I have followed a bunch of other Artix forum posts (in particular, this one (https://forum.artixlinux.org/index.php/topic,1195.0.html)), my
/etc/elogind/sleep.conf is as follows:
[Sleep]
AllowSuspend=yes
AllowHibernation=yes
AllowSuspendThenHibernate=yes
AllowHybridSleep=yes
AllowPowerOffInterrupts=no
AllowSuspendInterrupts=no
SuspendState=mem standby freeze
SuspendMode=suspend
HibernateState=disk
HibernateMode=platform shutdown
HybridSleepState=disk
HybridSleepMode=suspend platform shutdown
HibernateDelaySec=10800
I also added
resume to my
/etc/mkinitcpio.conf:
HOOKS="base udev autodetect modconf block keyboard keymap consolefont filesystems resume fsck"
and ran
mkinitspio -p linux, but the problem persists.
How do I set up hibernation without SWAP? In one forum post, someone suggested disabling hibernation entirely, which would be fine by me–I'm just worried about the computer power consumption and noise and "shallow" sleep will help with that–but I don't know how, and the forum post in question didn't specify that.
You need something like this in
/boot/grub/grub.cfg:
resume=UUID=ff972c96-f909-3322-aba4-80c1f99dd605 resume_offset=371488656"
UUID is the partition's where the swapfile resides (
blkid) and offset the value given by
# filefrag -v /path/to/swapfile | awk '$1=="0:" {print substr($4, 1, length($4)-2)}'
You can of course use LABEL instead of UUID or just the partition's device name (e.g.

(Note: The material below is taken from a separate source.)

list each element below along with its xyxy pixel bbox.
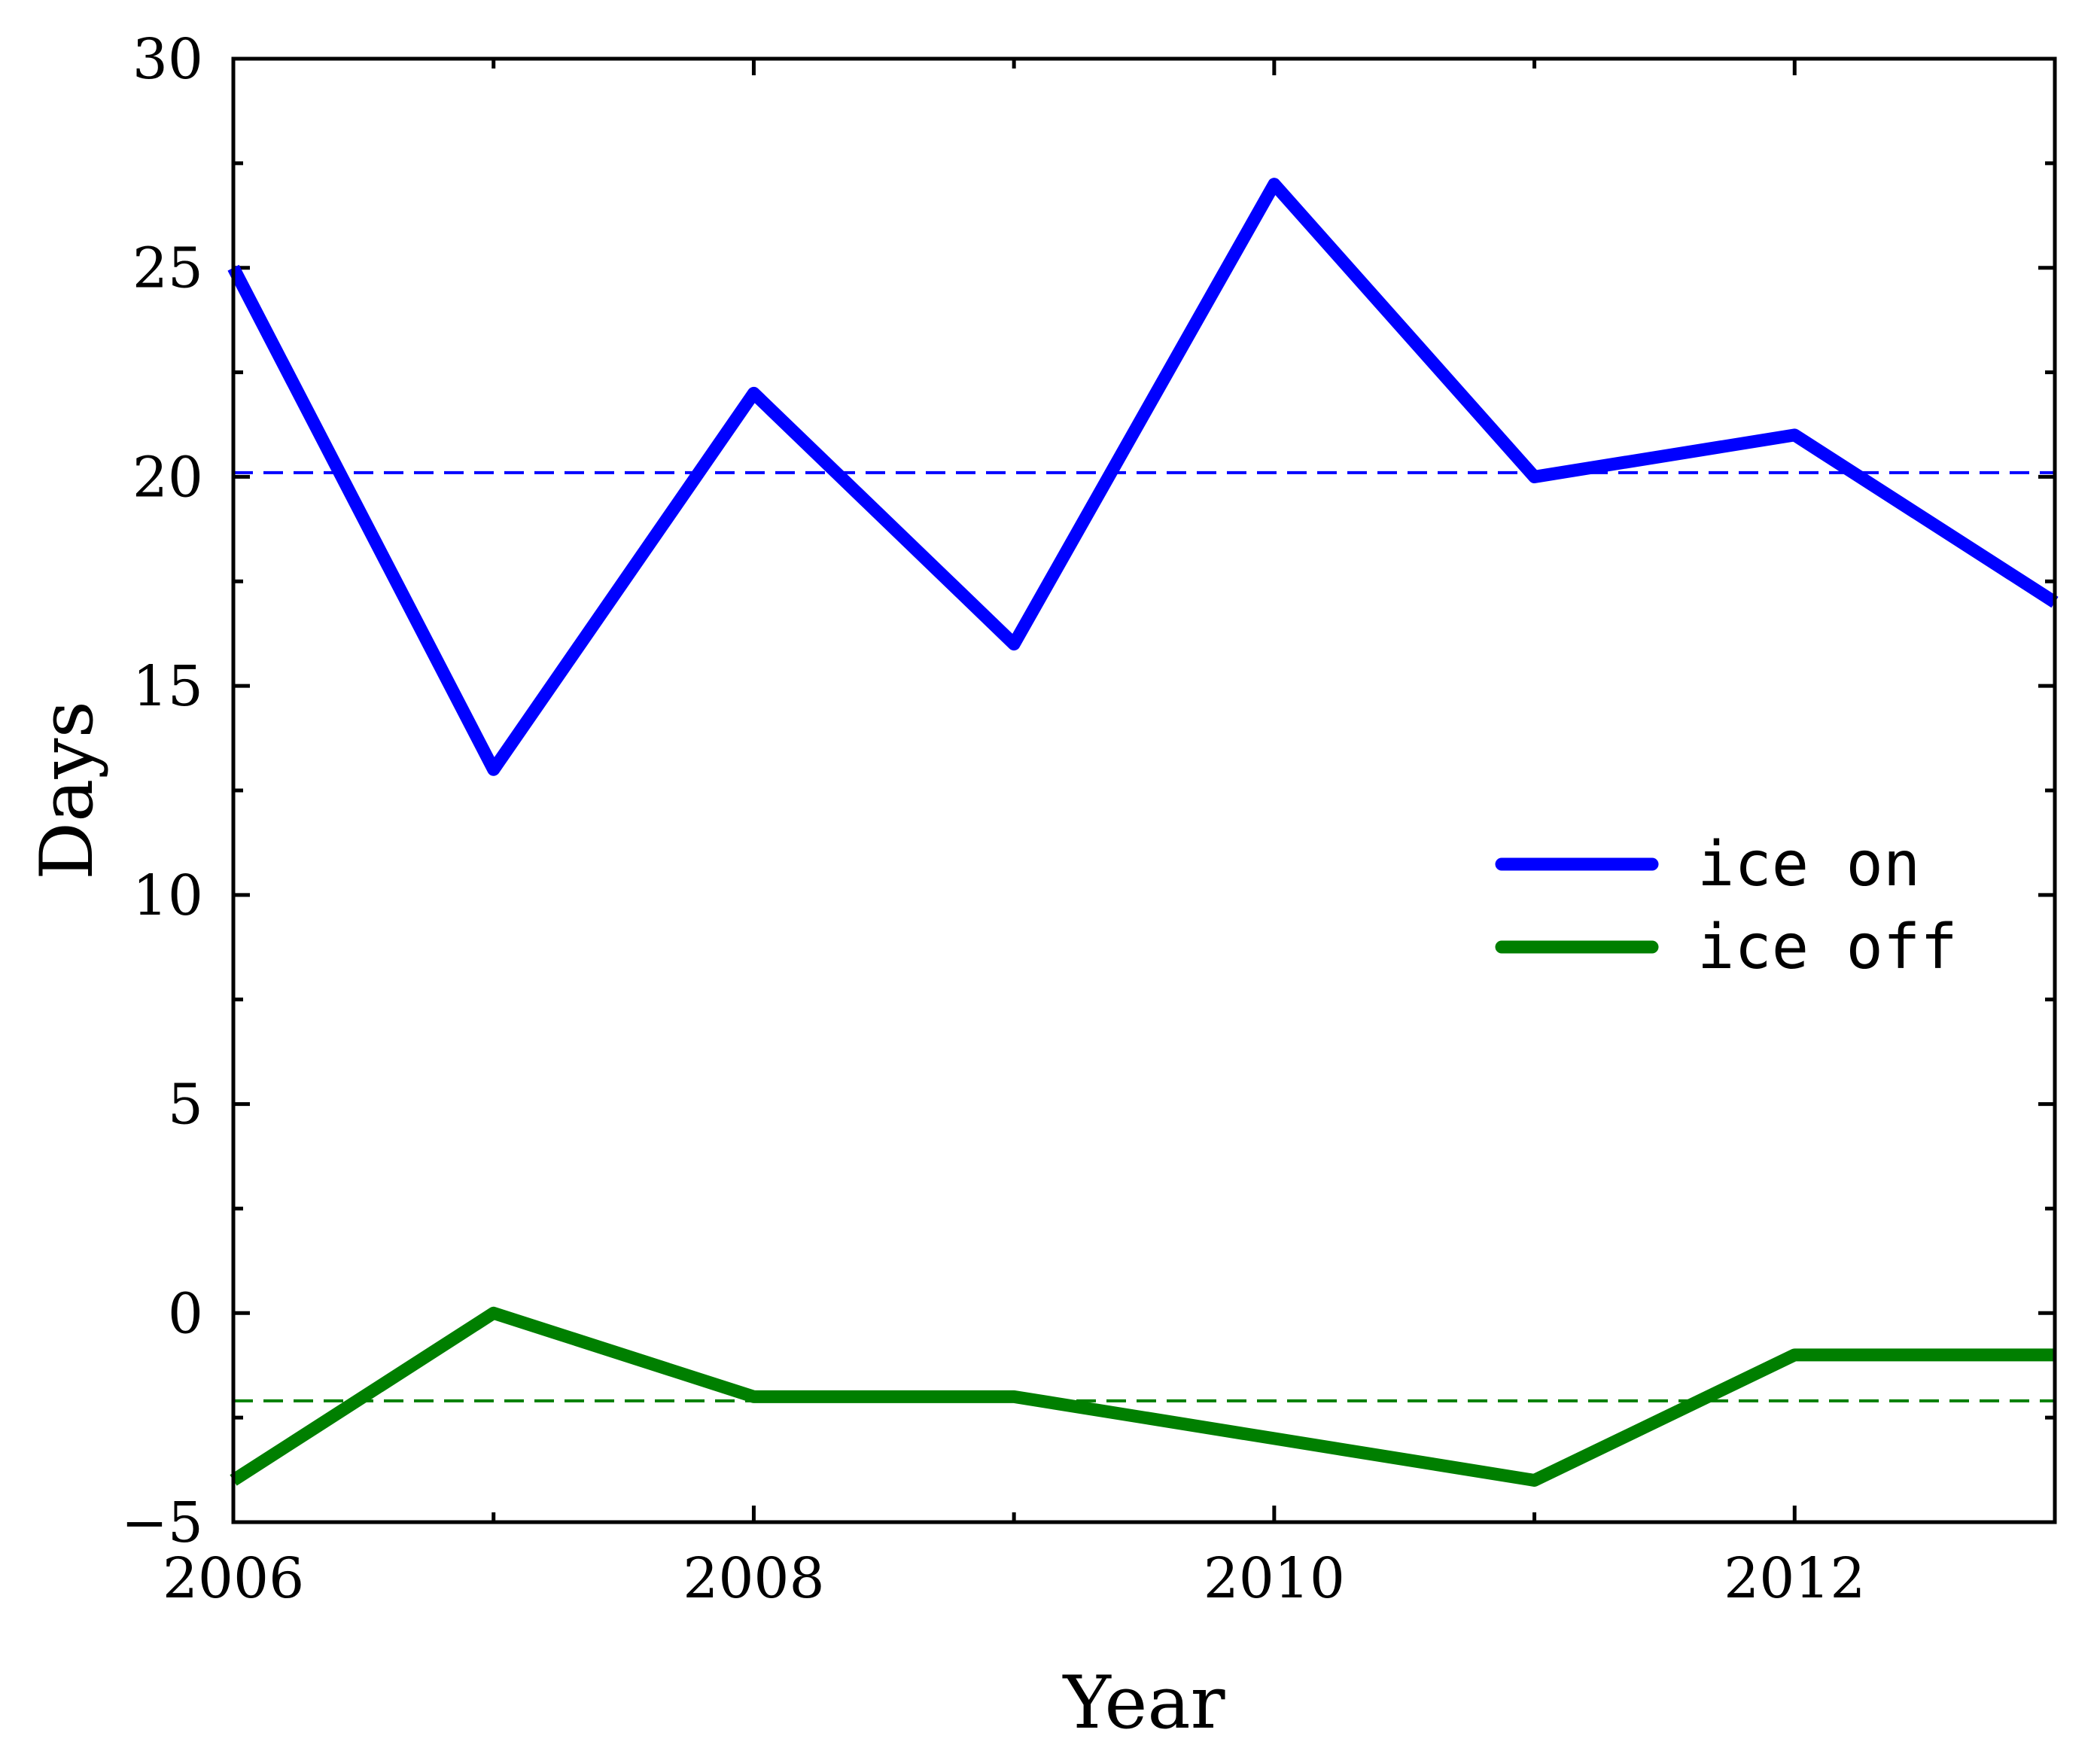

/dev/sda2). See https://wiki.archlinux.org/title/Power_management/Suspend_and_hibernate for more details. You may also need to shift the
resume hook to the left, after
udev.
After reading the Arch wiki page more carefully, hibernation does
require having a swap partition or file, and I don't want to bother setting up swap so I'll try disabling hibernation with elogind
[Sleep]
AllowSuspend=yes
AllowHibernation=no
AllowSuspendThenHibernate=no
AllowHybridSleep=yes
...
I also shifted the hook as suggested. I'll see if that works a bit later
Or with the nohibernate kernel parameter if one doesn't use elogind.

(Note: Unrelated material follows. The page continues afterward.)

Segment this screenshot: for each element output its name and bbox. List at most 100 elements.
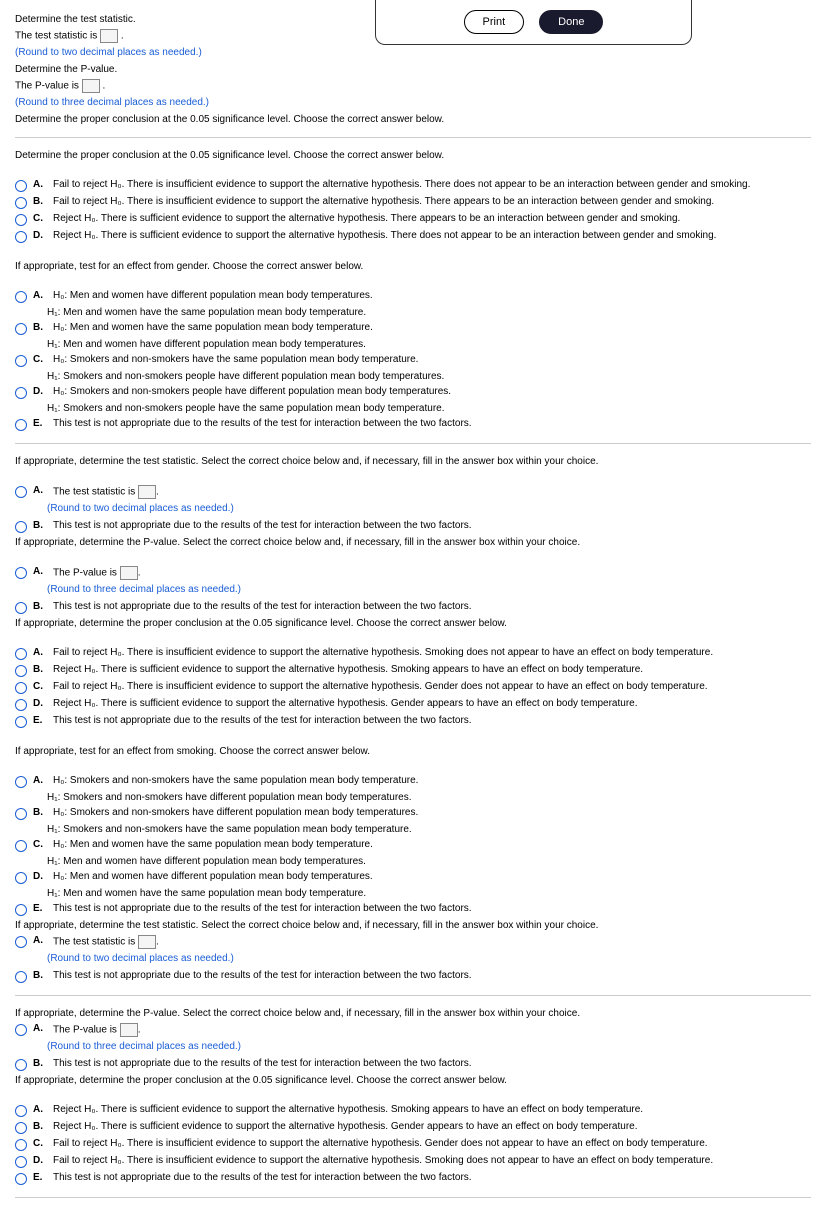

There is this legacy piece of software called TuxOnIce, not maintained anymore so probably works just in old kernels, it hibernated like windows to an arbitrary file, with no swap. This kind of becomes useful now as there are systems out there just with zram/zswap and no actual disk swap.
Sorry for the delay between posts, this is annoying but not system-breaking.
The above changes I made to the elogind configs have not helped, the system still locks up and seems to still go into hibernation even though I think I disabled it, since I'm still seeing the "no hibernation device" error. I also tried setting HibernateState to mem instead of disk, thinking that would make it suspend to RAM but still, no luck. Why is the system even hibernating in the first place? You guys have any other suggestions?